Objective: In order to make such a substance cross the epidermal barrier, was utilized a method of transdermal drug delivery system (TDDS) combined with the chemotherapeutic etoposide in the treatment of dorsal melanoma B16F10 tumor on C57BL/6J mice.
Methods: The treatment groups were as follows: etoposide followed by radiofrequency (RF); RF followed by etoposide; etoposide and controls. The animals were treated with delivery interval of 72 hours, for 20 days and were analyzed the tumor growth; weight and hematological profile. The histological analysis and cell cycle by flow cytometry were performed after end of the treatment period.

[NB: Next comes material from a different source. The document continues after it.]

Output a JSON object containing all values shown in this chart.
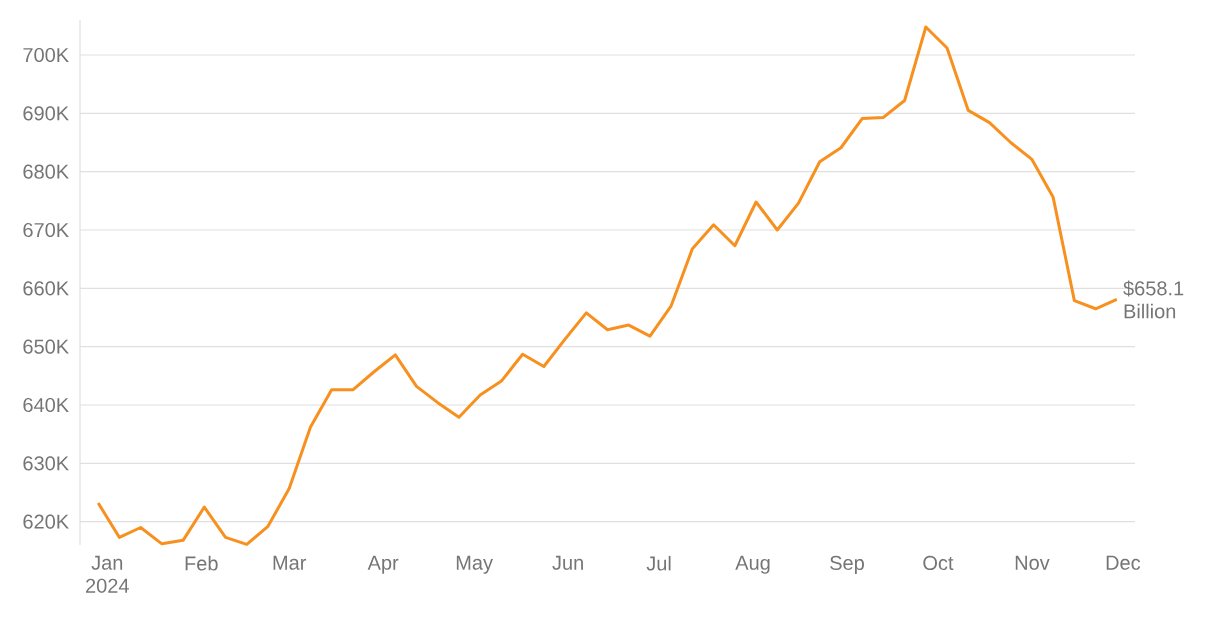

Results: The tumors treated with RF followed by etoposide showed slower growth compared to the tumors treated with etoposide followed by RF, and found that treatment with radiofrequency considerably increased the dorsal tumor growth. In fact, the increase in tumor mass is because the radiofrequency cause an inflammatory response and stimulate collagen production by fibroblasts. Conclusions: The results showed that the treatment groups RF followed by etoposide showed a high rate sub- G1 phase cells, indicating better therapeutic efficacy. Therefore, it is important to clarify that the referred technologies are not as harmless at it has been reported.